Early in the morning on August 22, 2022, Jon’s medical team told him that neurologist Helen Mayberg would check in with him just before his deep brain stimulation surgery. “Everybody is like, ‘Dr. Mayberg is going to come in and give you a pumped-up speech.’” She’d explain how everything ought to go and what the team needed from Jon. She didn’t disappoint, Jon says. “She came in and gave me the pep talk: ‘All I need you to do is to be present,’” she told him. “She was really adamant about that.”
“I’m just busting her chops, and she’s sitting there laughing. But that’s how completely normal you are.”
The day after surgery, Jon sat with Mayberg and another clinician as they began to turn on and off electrodes, searching for the pattern of stimulation that would influence nerve cells in the right way and in the right spot. Each time, Mayberg would ask him two key questions: Did he feel like walking his dog? And did he want to have friends over to sit around his fire pit? Jon’s wife, Barbara, his dad and a crowd of doctors and researchers watched a video feed of this process from an overflow room.

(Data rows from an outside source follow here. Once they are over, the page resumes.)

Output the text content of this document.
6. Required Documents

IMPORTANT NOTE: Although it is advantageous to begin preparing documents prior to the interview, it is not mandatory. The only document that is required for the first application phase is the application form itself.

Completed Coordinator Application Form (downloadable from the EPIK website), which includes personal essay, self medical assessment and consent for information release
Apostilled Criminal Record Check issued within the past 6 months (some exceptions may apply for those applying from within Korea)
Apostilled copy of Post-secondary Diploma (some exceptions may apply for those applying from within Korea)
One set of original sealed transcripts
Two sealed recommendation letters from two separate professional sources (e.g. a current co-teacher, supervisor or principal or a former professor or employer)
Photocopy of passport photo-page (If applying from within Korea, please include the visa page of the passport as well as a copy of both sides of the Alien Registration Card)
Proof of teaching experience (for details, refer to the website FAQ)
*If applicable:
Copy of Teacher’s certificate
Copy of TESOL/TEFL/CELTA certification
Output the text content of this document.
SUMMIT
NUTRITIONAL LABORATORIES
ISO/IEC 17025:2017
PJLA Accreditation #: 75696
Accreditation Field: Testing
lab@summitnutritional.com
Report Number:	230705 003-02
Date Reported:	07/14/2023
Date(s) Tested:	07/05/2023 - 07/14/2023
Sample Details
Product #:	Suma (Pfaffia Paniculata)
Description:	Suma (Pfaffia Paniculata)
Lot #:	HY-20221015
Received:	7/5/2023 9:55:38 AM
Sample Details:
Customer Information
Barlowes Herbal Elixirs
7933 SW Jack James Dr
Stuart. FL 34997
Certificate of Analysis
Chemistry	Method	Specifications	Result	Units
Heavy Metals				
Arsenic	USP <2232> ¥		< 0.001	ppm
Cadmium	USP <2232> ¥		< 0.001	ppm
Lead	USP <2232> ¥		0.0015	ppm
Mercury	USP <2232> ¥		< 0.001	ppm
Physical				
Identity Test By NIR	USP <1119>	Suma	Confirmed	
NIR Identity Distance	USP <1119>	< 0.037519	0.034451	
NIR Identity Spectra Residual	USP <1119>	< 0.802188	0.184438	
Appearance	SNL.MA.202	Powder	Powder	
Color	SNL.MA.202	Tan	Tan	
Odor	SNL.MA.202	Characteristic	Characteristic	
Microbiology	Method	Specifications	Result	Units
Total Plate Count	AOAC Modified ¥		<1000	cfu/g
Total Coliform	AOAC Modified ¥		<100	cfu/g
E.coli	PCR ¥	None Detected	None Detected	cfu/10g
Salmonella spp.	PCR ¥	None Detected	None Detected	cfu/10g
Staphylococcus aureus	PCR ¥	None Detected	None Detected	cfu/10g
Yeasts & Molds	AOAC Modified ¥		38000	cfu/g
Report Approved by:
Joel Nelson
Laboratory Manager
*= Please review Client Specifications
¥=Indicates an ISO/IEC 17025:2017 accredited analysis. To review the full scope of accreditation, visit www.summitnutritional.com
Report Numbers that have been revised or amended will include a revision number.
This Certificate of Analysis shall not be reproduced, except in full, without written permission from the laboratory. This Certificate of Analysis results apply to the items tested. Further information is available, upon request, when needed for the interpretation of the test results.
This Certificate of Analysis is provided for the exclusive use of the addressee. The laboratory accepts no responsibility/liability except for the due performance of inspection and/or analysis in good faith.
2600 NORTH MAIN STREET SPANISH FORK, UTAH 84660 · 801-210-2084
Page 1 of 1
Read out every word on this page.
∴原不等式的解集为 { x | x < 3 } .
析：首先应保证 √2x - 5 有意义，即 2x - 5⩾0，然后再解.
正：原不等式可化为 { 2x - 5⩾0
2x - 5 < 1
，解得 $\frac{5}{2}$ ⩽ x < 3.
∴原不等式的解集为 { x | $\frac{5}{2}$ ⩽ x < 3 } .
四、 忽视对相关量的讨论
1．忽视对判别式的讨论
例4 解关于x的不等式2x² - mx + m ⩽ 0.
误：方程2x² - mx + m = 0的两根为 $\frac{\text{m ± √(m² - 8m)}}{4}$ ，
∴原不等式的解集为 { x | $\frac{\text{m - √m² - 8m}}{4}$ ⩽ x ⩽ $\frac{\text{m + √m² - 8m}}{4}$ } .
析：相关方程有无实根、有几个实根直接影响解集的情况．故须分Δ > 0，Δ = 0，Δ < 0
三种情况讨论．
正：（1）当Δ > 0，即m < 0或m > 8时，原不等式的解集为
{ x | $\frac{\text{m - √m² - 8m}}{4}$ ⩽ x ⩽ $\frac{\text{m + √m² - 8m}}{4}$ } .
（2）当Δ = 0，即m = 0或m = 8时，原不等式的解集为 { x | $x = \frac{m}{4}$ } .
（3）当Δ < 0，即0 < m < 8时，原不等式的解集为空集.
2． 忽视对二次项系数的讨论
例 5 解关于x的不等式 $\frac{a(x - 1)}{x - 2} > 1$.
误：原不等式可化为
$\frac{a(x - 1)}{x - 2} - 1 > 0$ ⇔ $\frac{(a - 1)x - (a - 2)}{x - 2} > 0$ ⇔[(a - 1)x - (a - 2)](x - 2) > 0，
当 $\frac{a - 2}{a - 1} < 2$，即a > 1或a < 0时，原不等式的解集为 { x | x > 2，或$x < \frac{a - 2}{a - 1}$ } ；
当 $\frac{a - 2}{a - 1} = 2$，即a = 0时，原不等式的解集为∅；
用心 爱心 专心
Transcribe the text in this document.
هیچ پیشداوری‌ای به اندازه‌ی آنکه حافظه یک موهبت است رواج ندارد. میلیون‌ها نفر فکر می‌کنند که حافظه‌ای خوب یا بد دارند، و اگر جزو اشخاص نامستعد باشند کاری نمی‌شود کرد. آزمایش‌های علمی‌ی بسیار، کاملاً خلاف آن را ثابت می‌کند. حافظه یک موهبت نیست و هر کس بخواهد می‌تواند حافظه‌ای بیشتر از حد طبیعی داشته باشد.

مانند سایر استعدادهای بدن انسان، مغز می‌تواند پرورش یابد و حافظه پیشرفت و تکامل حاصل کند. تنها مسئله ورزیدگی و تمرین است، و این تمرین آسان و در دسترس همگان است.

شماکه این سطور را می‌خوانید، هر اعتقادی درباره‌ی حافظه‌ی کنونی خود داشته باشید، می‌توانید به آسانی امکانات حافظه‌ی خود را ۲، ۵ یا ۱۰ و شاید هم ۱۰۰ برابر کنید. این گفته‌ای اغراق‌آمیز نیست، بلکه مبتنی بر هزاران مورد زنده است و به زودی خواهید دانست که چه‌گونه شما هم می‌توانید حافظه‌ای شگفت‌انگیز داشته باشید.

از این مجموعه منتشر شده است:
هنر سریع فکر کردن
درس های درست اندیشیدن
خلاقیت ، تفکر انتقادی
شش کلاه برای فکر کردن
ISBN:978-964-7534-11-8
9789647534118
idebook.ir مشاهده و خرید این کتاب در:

After trying a series of stimulation patterns and getting “yes” to their questions, the researchers settled on an electrical pattern, and Jon went home to Pennsylvania. “The next day, bandaged up on my head, I not only took the dog on a walk, I asked my son and my wife to come with me. I enjoyed the walk. I enjoyed the conversation. I enjoyed coming back home. I sat outside and had coffee. It’s just surreal.”